Castle is just the latest of Republican stalwarts being knocked off by the so-called “tea party” movement. But the damage she does might be far greater than just assuring the Democrats keep the Delaware seat once belonging to Vice President Biden. The image the GOP has in America is becoming defined less by cynicism with President Obama’s economic plan, then headlines of Republican infighting and a sense that, as former President Clinton said, “today’s Republicans make George Bush look liberal.”
Though the tea-party folk are convinced Obama harbors a secret socialist agenda, and salivate at Newt Gingrich’s claim he has a “Kenyan anti-colonial” world view (huh?), most Americans don’t want such political theater. As November gets closer, the Democrats best friends are the Republicans.
Americans want cooperation between the parties and pragmatic problem solving. If the GOP were going into the campaign stressing ideas over slogans, and ways of cooperation instead of ideological posturing, the public would embrace them. If a clear message was being sent saying, “We agree with the Democrats there are problems in health care, the US infrastructure, energy and unemployment, and we will use our influence to work with them to find ways to handle these which do not run up more debt and effectively turn the economy around,” it would sound very reasonable.
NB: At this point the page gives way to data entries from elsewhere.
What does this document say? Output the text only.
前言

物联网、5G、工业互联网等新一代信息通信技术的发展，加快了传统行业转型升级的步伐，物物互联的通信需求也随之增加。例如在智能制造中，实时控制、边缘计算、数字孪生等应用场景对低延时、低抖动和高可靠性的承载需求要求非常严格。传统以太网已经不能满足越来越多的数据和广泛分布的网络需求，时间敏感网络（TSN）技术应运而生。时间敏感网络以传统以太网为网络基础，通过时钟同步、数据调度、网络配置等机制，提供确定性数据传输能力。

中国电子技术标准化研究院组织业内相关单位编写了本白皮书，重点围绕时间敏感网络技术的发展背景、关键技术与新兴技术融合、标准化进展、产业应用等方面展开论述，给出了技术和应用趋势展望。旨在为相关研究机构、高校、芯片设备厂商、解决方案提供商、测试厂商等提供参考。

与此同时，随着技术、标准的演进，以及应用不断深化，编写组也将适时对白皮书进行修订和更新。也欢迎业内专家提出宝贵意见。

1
Instead they lash out against an Islamic community center in Manhattan, continue a barrage of vicious attacks on Obama, and attack their own people who aren’t ideologically pure. Convinced they are leading a massive revolt against the Democrats and “the way things are done in DC,” they mistake their own convictions for widespread public opinion, and may do more damage to the Republican party than seemed possible even a few months ago.
Note to tea partiers: you’re simply riding the same kind of wave Obama rode when he came into office. The economy is bad and people are sick of wars, creating the sense we need real change. Just as the Obama wave quickly dissipated, so will yours. Moreover, you’re only winning within the hard core of the GOP who votes in primaries. Most Americans do not share your world view.
Most Republicans, of course, know this. They understand that emotional movements can get a lot of press and create energy, but they dissipate quickly and can backfire if the headlines get too divisive and combative. They realize that they in these economic conditions in the first off year election during a new Presidential term that the deck is stacked in their favor. They expected an onslaught of advertising and attacks to come from the Democrats, and were prepared to weather them by keeping the focus on the economy and Obama’s policies. Instead they face internal revolt.
It is not yet common to hear this, but I predict it soon will be. If the GOP cannot regain control of its message, focus on the economy, and avoid being identified with the “tea party,” then they will be blowing an electoral opportunity of a lifetime. Instead of winning 50 to 60 seats in the House, they may not win 30. They may win only two to four Senate seats. Look at the polls. Republican leads are soft and small in many races, and the Democrats have more money and resources. Current predictions for a GOP “wave” assume those leads will stay or grow, and the Democrats will not be able to increase enthusiasm or stem the criticism.
If that wave doesn’t come, or if GOP behavior enthuse more Democrats and turn off some independents, there could be a shift to the Democrats between now and election day that push more tossups their way. And if on November 3rd Republicans wake up somewhat shocked and disappointed, thinking about what might have or should have been, they’ll only have the tea party to blame.